Filemom

Filemom

A carta mais pessoal de Paulo, um pedido delicado de perdão e reconciliação em favor do escravo fugitivo Onésimo.

A Carta a Filemom é a mais curta e a mais íntima das epístolas de Paulo, um bilhete pessoal escrito da prisão que aborda uma situação delicada e profundamente humana. Filemom era um cristão abastado, provavelmente de Colossos, cuja casa servia de igreja. Um de seus escravos, chamado Onésimo, havia fugido e, de algum modo, encontrado Paulo no cativeiro, tornando-se cristão. Agora o apóstolo o envia de volta ao dono, não mais como simples servo, mas como irmão amado na fé.
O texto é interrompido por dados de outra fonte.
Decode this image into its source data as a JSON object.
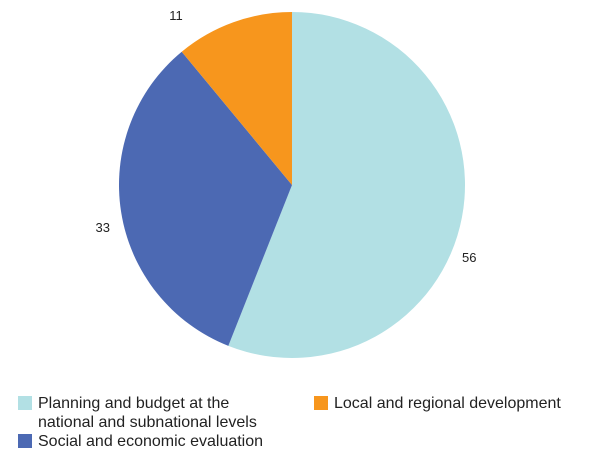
{
  "chart_data": {
    "type": "pie",
    "title": "",
    "slices": [
      {
        "label": "Planning and budget at the national and subnational levels",
        "value": 56,
        "display": "56",
        "color": "#b2e0e4"
      },
      {
        "label": "Social and economic evaluation",
        "value": 33,
        "display": "33",
        "color": "#4c69b3"
      },
      {
        "label": "Local and regional development",
        "value": 11,
        "display": "11",
        "color": "#f7961d"
      }
    ],
    "legend_placement": "bottom"
  },
  "legend": {
    "items": [
      {
        "label": "Planning and budget at the national and subnational levels",
        "color": "#b2e0e4"
      },
      {
        "label": "Local and regional development",
        "color": "#f7961d"
      },
      {
        "label": "Social and economic evaluation",
        "color": "#4c69b3"
      }
    ]
  }
}
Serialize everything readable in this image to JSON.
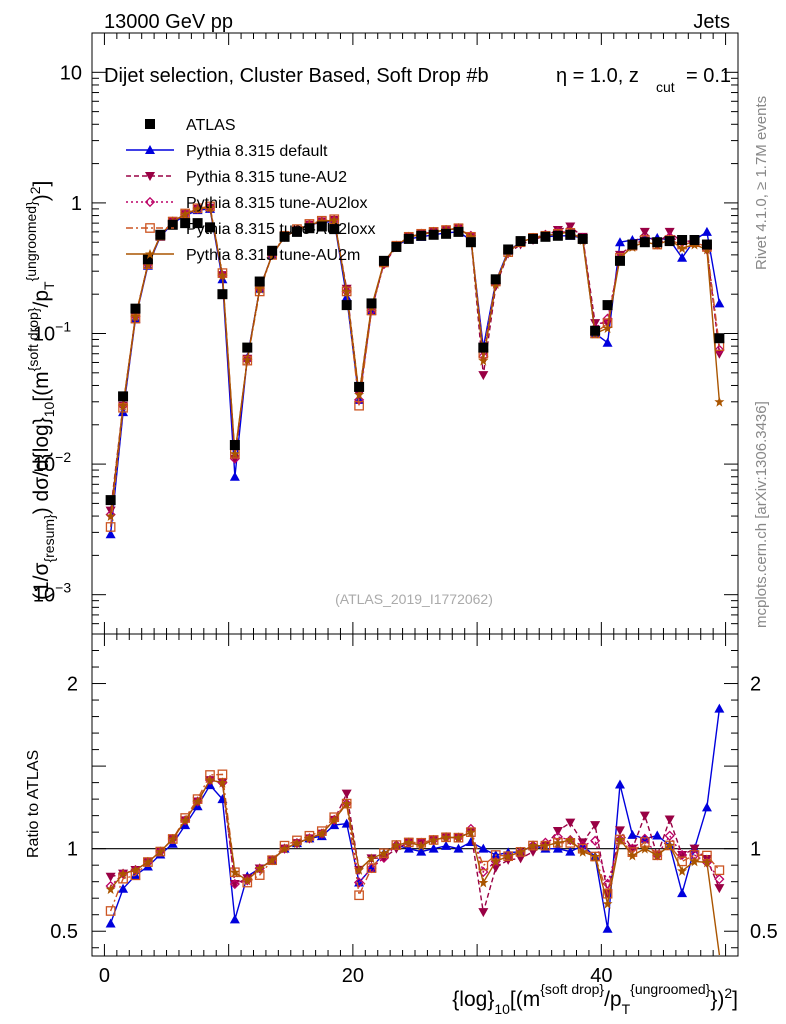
{
  "header": {
    "energy": "13000 GeV pp",
    "category": "Jets",
    "plot_title": "Dijet selection, Cluster Based, Soft Drop #b",
    "beta_label": "η = 1.0, z",
    "zcut_sub": "cut",
    "zcut_value": "= 0.1",
    "analysis_id": "(ATLAS_2019_I1772062)",
    "rivet_note": "Rivet 4.1.0, ≥ 1.7M events",
    "site_note": "mcplots.cern.ch [arXiv:1306.3436]"
  },
  "colors": {
    "atlas": "#000000",
    "default": "#0000dd",
    "au2": "#990044",
    "au2lox": "#bb0066",
    "au2loxx": "#cc5522",
    "au2m": "#aa5500"
  },
  "chart_data": {
    "type": "line",
    "x_label": "{log}10[(m{soft drop}/pT{ungroomed})2]",
    "y_label_main": "(1/σ{resum}) dσ/d{log}10[(m{soft drop}/pT{ungroomed})2]",
    "y_label_ratio": "Ratio to ATLAS",
    "x_range": [
      -1,
      51
    ],
    "y_range_main": [
      0.0005,
      20
    ],
    "y_scale_main": "log",
    "y_range_ratio": [
      0.35,
      2.3
    ],
    "x_ticks": [
      0,
      20,
      40
    ],
    "y_ticks_main": [
      {
        "value": 10,
        "base": "10",
        "exp": ""
      },
      {
        "value": 1,
        "base": "1",
        "exp": ""
      },
      {
        "value": 0.1,
        "base": "10",
        "exp": "−1"
      },
      {
        "value": 0.01,
        "base": "10",
        "exp": "−2"
      },
      {
        "value": 0.001,
        "base": "10",
        "exp": "−3"
      }
    ],
    "y_ticks_ratio": [
      {
        "value": 2,
        "label": "2"
      },
      {
        "value": 1,
        "label": "1"
      },
      {
        "value": 0.5,
        "label": "0.5"
      }
    ],
    "x": [
      0.5,
      1.5,
      2.5,
      3.5,
      4.5,
      5.5,
      6.5,
      7.5,
      8.5,
      9.5,
      10.5,
      11.5,
      12.5,
      13.5,
      14.5,
      15.5,
      16.5,
      17.5,
      18.5,
      19.5,
      20.5,
      21.5,
      22.5,
      23.5,
      24.5,
      25.5,
      26.5,
      27.5,
      28.5,
      29.5,
      30.5,
      31.5,
      32.5,
      33.5,
      34.5,
      35.5,
      36.5,
      37.5,
      38.5,
      39.5,
      40.5,
      41.5,
      42.5,
      43.5,
      44.5,
      45.5,
      46.5,
      47.5,
      48.5,
      49.5
    ],
    "series": [
      {
        "name": "ATLAS",
        "key": "atlas",
        "values": [
          0.0053,
          0.033,
          0.155,
          0.37,
          0.57,
          0.68,
          0.7,
          0.7,
          0.65,
          0.2,
          0.014,
          0.078,
          0.25,
          0.43,
          0.55,
          0.6,
          0.64,
          0.66,
          0.63,
          0.165,
          0.039,
          0.17,
          0.36,
          0.46,
          0.53,
          0.56,
          0.57,
          0.58,
          0.6,
          0.5,
          0.078,
          0.26,
          0.44,
          0.51,
          0.53,
          0.55,
          0.56,
          0.57,
          0.53,
          0.105,
          0.165,
          0.36,
          0.48,
          0.5,
          0.5,
          0.51,
          0.52,
          0.52,
          0.48,
          0.092
        ]
      },
      {
        "name": "Pythia 8.315 default",
        "key": "default",
        "values": [
          0.0029,
          0.025,
          0.13,
          0.33,
          0.55,
          0.7,
          0.8,
          0.88,
          0.9,
          0.26,
          0.008,
          0.065,
          0.22,
          0.4,
          0.55,
          0.62,
          0.68,
          0.71,
          0.72,
          0.19,
          0.031,
          0.15,
          0.35,
          0.47,
          0.53,
          0.55,
          0.57,
          0.59,
          0.6,
          0.52,
          0.078,
          0.25,
          0.43,
          0.5,
          0.54,
          0.55,
          0.56,
          0.56,
          0.54,
          0.1,
          0.085,
          0.5,
          0.52,
          0.53,
          0.54,
          0.52,
          0.38,
          0.52,
          0.6,
          0.17
        ]
      },
      {
        "name": "Pythia 8.315 tune-AU2",
        "key": "au2",
        "values": [
          0.0044,
          0.028,
          0.135,
          0.34,
          0.56,
          0.72,
          0.82,
          0.9,
          0.92,
          0.28,
          0.011,
          0.064,
          0.22,
          0.4,
          0.55,
          0.62,
          0.68,
          0.72,
          0.74,
          0.22,
          0.034,
          0.16,
          0.34,
          0.46,
          0.55,
          0.58,
          0.6,
          0.62,
          0.64,
          0.55,
          0.048,
          0.23,
          0.41,
          0.48,
          0.52,
          0.56,
          0.62,
          0.66,
          0.55,
          0.12,
          0.12,
          0.4,
          0.48,
          0.6,
          0.48,
          0.6,
          0.5,
          0.52,
          0.45,
          0.07
        ]
      },
      {
        "name": "Pythia 8.315 tune-AU2lox",
        "key": "au2lox",
        "values": [
          0.0041,
          0.028,
          0.135,
          0.34,
          0.56,
          0.72,
          0.82,
          0.9,
          0.92,
          0.28,
          0.011,
          0.063,
          0.22,
          0.4,
          0.55,
          0.62,
          0.68,
          0.72,
          0.74,
          0.21,
          0.031,
          0.15,
          0.34,
          0.47,
          0.55,
          0.58,
          0.6,
          0.62,
          0.64,
          0.56,
          0.067,
          0.24,
          0.42,
          0.5,
          0.54,
          0.57,
          0.6,
          0.6,
          0.54,
          0.11,
          0.13,
          0.38,
          0.48,
          0.53,
          0.48,
          0.55,
          0.5,
          0.5,
          0.44,
          0.075
        ]
      },
      {
        "name": "Pythia 8.315 tune-AU2loxx",
        "key": "au2loxx",
        "values": [
          0.0033,
          0.027,
          0.13,
          0.34,
          0.56,
          0.72,
          0.83,
          0.91,
          0.94,
          0.29,
          0.012,
          0.062,
          0.21,
          0.4,
          0.56,
          0.63,
          0.69,
          0.73,
          0.75,
          0.21,
          0.028,
          0.15,
          0.35,
          0.47,
          0.55,
          0.58,
          0.6,
          0.62,
          0.64,
          0.55,
          0.07,
          0.25,
          0.42,
          0.5,
          0.54,
          0.56,
          0.58,
          0.59,
          0.53,
          0.1,
          0.12,
          0.38,
          0.47,
          0.52,
          0.48,
          0.52,
          0.48,
          0.5,
          0.46,
          0.08
        ]
      },
      {
        "name": "Pythia 8.315 tune-AU2m",
        "key": "au2m",
        "values": [
          0.004,
          0.028,
          0.135,
          0.34,
          0.56,
          0.72,
          0.82,
          0.9,
          0.92,
          0.28,
          0.012,
          0.063,
          0.22,
          0.4,
          0.55,
          0.62,
          0.68,
          0.72,
          0.74,
          0.21,
          0.034,
          0.16,
          0.35,
          0.47,
          0.55,
          0.57,
          0.6,
          0.62,
          0.64,
          0.55,
          0.062,
          0.24,
          0.42,
          0.5,
          0.54,
          0.56,
          0.58,
          0.6,
          0.52,
          0.1,
          0.11,
          0.38,
          0.46,
          0.5,
          0.48,
          0.52,
          0.45,
          0.48,
          0.44,
          0.03
        ]
      }
    ]
  },
  "legend": [
    {
      "label": "ATLAS",
      "key": "atlas"
    },
    {
      "label": "Pythia 8.315 default",
      "key": "default"
    },
    {
      "label": "Pythia 8.315 tune-AU2",
      "key": "au2"
    },
    {
      "label": "Pythia 8.315 tune-AU2lox",
      "key": "au2lox"
    },
    {
      "label": "Pythia 8.315 tune-AU2loxx",
      "key": "au2loxx"
    },
    {
      "label": "Pythia 8.315 tune-AU2m",
      "key": "au2m"
    }
  ]
}
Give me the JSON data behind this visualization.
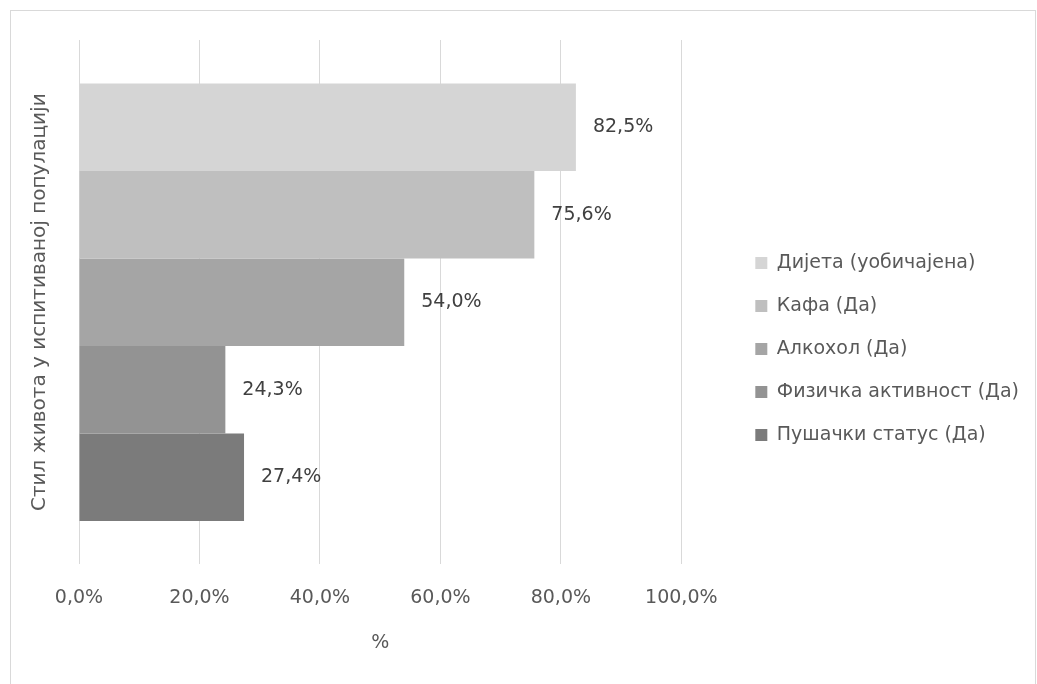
{
  "chart_data": {
    "type": "bar",
    "orientation": "horizontal",
    "ylabel": "Стил живота у испитиваној популацији",
    "xlabel": "%",
    "categories": [
      null
    ],
    "series": [
      {
        "name": "Дијета (уобичајена)",
        "color": "#d5d5d5",
        "values": [
          82.5
        ],
        "value_labels": [
          "82,5%"
        ]
      },
      {
        "name": "Кафа (Да)",
        "color": "#bfbfbf",
        "values": [
          75.6
        ],
        "value_labels": [
          "75,6%"
        ]
      },
      {
        "name": "Алкохол (Да)",
        "color": "#a5a5a5",
        "values": [
          54.0
        ],
        "value_labels": [
          "54,0%"
        ]
      },
      {
        "name": "Физичка активност (Да)",
        "color": "#939393",
        "values": [
          24.3
        ],
        "value_labels": [
          "24,3%"
        ]
      },
      {
        "name": "Пушачки статус (Да)",
        "color": "#7b7b7b",
        "values": [
          27.4
        ],
        "value_labels": [
          "27,4%"
        ]
      }
    ],
    "xlim": [
      0,
      100
    ],
    "xticks": [
      {
        "value": 0,
        "label": "0,0%"
      },
      {
        "value": 20,
        "label": "20,0%"
      },
      {
        "value": 40,
        "label": "40,0%"
      },
      {
        "value": 60,
        "label": "60,0%"
      },
      {
        "value": 80,
        "label": "80,0%"
      },
      {
        "value": 100,
        "label": "100,0%"
      }
    ],
    "grid": "x",
    "legend": "right"
  }
}
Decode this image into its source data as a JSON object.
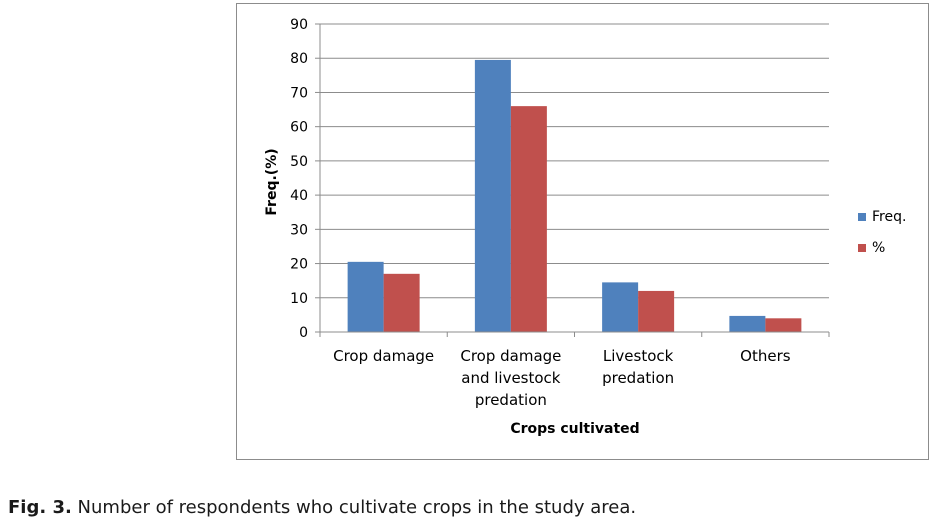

O gênio da carta está na sua delicadeza persuasiva. Paulo não ordena, embora tivesse autoridade para tanto; ele apela ao amor, à amizade e à consciência de Filemom. Com fino tato, faz um jogo de palavras com o nome Onésimo, que significa "útil", dizendo que aquele que antes fora inútil agora se tornara verdadeiramente proveitoso para ambos. Chega a se oferecer para pagar qualquer prejuízo, ao mesmo tempo em que lembra, com discrição, que Filemom lhe devia a própria vida espiritual.

O apelo central ecoa em uma frase transformadora: "não já como servo, antes, mais do que servo, como irmão amado" (Filemom 1.16). Sem proclamar abertamente o fim da escravidão, a carta planta uma semente revolucionária ao redefinir toda relação humana à luz da fraternidade em Cristo, onde dono e escravo se tornam iguais como irmãos. É um belíssimo retrato de como o evangelho age de dentro para fora, dissolvendo barreiras sociais pela força do perdão e do amor. Poucas páginas, mas com uma lição eterna sobre reconciliação e dignidade.